Zabrze: pierwszy w Polsce przeszczep sztucznego serca i sukces! 33 lata temu triumfował tu prof. Religa

Kardiochirurdzy ze Śląskiego Centrum Chorób Serca przeprowadzili pierwszą w Polsce transplantację sztucznego serca. 66-letniemu pacjentowi wycięli wadliwy organ i przeszczepili zamiennik - udało się. To ogromny sukces.

Pierwszy w Polsce przeszczep sztucznego serca i sukces

33 lata w Śląskim Centrum Chorób Serca w Zabrzu prof. Zbigniew Religa dokonał pierwszego udanego przeszczepu serca w Polsce. Teraz, w tym samym miejscu został dopisany nowy rozdział w historii polskiej transplantacji.

Tamtejsi kardiochirurdzy dokonali czegoś, czego w naszym kraju nie zrobił nikt przed nimi: przeprowadzili pierwszą w Polsce transplantację sztucznego serca (TAH, czyli z ang. total artificial heart, co dosłownie znaczy "całkowicie sztuczne serce").

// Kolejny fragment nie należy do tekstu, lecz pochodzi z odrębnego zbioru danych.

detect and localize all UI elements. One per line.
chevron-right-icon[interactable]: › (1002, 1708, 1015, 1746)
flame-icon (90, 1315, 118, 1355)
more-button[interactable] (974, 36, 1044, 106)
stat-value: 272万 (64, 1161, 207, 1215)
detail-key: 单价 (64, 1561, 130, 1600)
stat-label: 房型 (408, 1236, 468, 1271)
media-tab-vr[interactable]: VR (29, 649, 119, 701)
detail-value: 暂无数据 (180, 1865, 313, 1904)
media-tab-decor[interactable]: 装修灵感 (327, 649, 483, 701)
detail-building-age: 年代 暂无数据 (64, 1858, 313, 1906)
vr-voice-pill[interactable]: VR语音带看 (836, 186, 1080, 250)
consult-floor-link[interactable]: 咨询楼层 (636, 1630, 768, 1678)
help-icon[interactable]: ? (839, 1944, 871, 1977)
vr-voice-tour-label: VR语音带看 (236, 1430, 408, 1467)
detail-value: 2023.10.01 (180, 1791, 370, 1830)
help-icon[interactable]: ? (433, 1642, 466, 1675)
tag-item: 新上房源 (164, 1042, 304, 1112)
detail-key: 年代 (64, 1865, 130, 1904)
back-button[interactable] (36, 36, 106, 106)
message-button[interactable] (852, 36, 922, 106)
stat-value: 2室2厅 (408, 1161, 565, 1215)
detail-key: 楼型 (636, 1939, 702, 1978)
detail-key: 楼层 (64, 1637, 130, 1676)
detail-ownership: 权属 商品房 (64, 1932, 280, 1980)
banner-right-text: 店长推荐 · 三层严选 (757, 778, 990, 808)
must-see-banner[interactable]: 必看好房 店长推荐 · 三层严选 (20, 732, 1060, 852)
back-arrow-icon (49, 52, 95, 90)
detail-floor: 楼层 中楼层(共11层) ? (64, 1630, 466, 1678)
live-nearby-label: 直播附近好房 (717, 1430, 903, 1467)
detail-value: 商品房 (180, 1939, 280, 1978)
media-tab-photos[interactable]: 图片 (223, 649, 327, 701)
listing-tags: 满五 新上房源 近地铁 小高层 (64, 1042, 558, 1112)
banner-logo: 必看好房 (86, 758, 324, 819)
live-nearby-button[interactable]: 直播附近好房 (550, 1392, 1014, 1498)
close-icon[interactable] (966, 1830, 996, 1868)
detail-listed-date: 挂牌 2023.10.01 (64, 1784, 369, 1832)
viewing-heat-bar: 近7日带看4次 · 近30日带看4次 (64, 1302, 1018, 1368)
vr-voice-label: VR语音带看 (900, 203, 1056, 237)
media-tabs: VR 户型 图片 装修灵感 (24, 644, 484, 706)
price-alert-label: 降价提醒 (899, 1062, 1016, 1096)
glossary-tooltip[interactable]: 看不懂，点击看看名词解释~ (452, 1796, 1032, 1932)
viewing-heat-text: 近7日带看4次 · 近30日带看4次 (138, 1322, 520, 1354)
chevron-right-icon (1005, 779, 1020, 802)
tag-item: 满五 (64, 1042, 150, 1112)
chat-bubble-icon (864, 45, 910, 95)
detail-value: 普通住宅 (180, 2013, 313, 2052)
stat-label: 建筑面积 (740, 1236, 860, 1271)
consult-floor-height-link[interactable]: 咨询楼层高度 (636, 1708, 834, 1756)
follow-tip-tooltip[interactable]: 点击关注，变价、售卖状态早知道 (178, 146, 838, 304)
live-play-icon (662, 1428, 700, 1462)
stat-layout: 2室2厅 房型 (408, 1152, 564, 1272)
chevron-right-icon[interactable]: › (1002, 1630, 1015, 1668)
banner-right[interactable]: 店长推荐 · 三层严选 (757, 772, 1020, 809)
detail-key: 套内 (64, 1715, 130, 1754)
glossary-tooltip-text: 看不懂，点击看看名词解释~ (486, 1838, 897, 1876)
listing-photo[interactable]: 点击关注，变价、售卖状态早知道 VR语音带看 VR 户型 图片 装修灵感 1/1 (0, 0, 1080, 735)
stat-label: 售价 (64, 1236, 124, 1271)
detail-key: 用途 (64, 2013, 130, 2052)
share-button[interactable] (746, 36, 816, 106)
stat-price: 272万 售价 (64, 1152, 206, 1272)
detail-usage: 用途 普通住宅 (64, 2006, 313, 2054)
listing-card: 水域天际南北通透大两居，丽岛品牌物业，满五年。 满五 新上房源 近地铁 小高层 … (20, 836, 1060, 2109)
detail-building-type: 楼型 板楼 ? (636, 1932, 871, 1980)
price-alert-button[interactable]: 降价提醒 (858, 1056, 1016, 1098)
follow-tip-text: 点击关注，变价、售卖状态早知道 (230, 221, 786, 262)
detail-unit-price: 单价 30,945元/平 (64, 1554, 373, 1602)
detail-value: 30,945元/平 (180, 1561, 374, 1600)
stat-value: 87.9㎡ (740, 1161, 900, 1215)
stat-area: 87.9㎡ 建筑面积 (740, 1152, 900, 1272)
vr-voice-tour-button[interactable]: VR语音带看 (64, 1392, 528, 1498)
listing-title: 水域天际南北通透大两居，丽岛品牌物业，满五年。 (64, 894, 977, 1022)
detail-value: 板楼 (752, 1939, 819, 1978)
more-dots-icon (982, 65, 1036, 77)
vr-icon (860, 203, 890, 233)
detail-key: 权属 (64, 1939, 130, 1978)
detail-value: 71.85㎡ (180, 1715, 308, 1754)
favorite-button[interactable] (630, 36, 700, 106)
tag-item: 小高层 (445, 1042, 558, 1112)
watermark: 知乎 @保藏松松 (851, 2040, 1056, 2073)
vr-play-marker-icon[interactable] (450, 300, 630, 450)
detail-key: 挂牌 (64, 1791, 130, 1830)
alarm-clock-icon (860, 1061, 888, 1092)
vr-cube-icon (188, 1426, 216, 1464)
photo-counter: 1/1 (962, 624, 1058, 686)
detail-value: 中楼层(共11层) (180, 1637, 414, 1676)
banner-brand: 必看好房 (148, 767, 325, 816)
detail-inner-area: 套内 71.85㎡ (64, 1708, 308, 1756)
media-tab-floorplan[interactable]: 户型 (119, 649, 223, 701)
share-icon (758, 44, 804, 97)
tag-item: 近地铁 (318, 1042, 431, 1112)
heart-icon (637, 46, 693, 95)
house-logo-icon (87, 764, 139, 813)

Wyglądają i zachowują się jak prawdziwe wnętrzności. Powstały dzięki pomysłowym naukowcom

Operacja odbyła się 4 lipca i uczestniczyło w niej 12 osób, które wcześniej szkoliły się w ośrodku pod Berlinem, gdzie miały m.in. przeprowadzić podobny zabieg na świni. Potwierdzenie, że zakończyła się sukcesem, nadeszło później. Poinformował o tym na Facebooku jeden z zabrzańskich kardiochirurgów, dr Michał Zembala.

- Jest mi niezwykle miło móc Was poinformować, iż nasz zespół wykonał pierwszą w Polsce implantację sztucznego serca (total artificial heart or TAH) u pacjenta cierpiącego z powodu krańcowej niewydolności krążenia, u którego inne formy terapii zawiodły lub były niewskazane. Pacjent czuje się dobrze i pod okiem naszych świetnych pielęgniarek i rehabilitanta wraca do sił - napisał specjalista.

Stan pacjenta? Czeka na szarlotkę od żony

"Pionierskim" pacjentem okazał się 66-letni Mieczysław Koral, który - zgodnie z doniesieniami doktora Zembali - po operacji czuje się już coraz lepiej i, jak twierdzi, "nie może się doczekać, aż dostanie od żony obiecaną szarlotkę".

Zabrzańscy kardiochirurdzy najpierw w całości wycięli mu serce, a następnie transplantowali w jego miejsce sztuczny zamiennik, od którego pacjent jest całkowicie zależny. To, że pan Mieczysław czuje się dobrze, jest ogromnym sukcesem i daje nadzieję innym pacjentom z podobnymi schorzeniami. 

A tych nie brakuje. Z informacji podawanych przez "Dziennik Łódzki" wynika, że tylko w Śląskim Centrum Chorób Serca na transplantację serca czeka ponad 200 osób. Dotychczas tamtejszym lekarzom udało się przeprowadzić już 39 przeszczepów tego organu i 13 przeszczepów płuc.

Pierwszy sukces nie oznacza, że będzie łatwo "załapać" się na sztuczne serce. - To, czego nie wiemy dziś, to sposób, w jaki to urządzenie będzie refundowane i w jaki sposób będziemy mogli oferować je w przyszłości, bo kandydatów do tego typu wspomagania jest sporo - zauważa dr Zembala. 

Problemem jest również to, że nie działa ono samodzielnie. Wymaga dodatkowego sprzętu pomagającego pompować krew w postaci 6,5-kilogramowej skrzynki, w której trzeba wymieniać co dwie godziny baterie. Sztuczne serce według kardiochirurgów powinno być rozwiązaniem tymczasowym - ci z Zabrza liczą, że pan Mieczysław będzie mógł dostać nowe po roku albo dwóch latach, kiedy znajdzie się odpowiedni dawca.

Cel i marzenie: polskie sztuczne serce

Implantacja sztucznego serca pozostawała jednym z najważniejszych marzeń i celów do realizacji dla prof. Zbigniewa Religi. To z jego inicjatywy powstała Pracownia Sztucznego Serca Śląskiej Akademii Medycznej w Zabrzu, której zadaniem było stworzenie polskiego sztucznego serca  (prototyp powstał już w 1991 roku).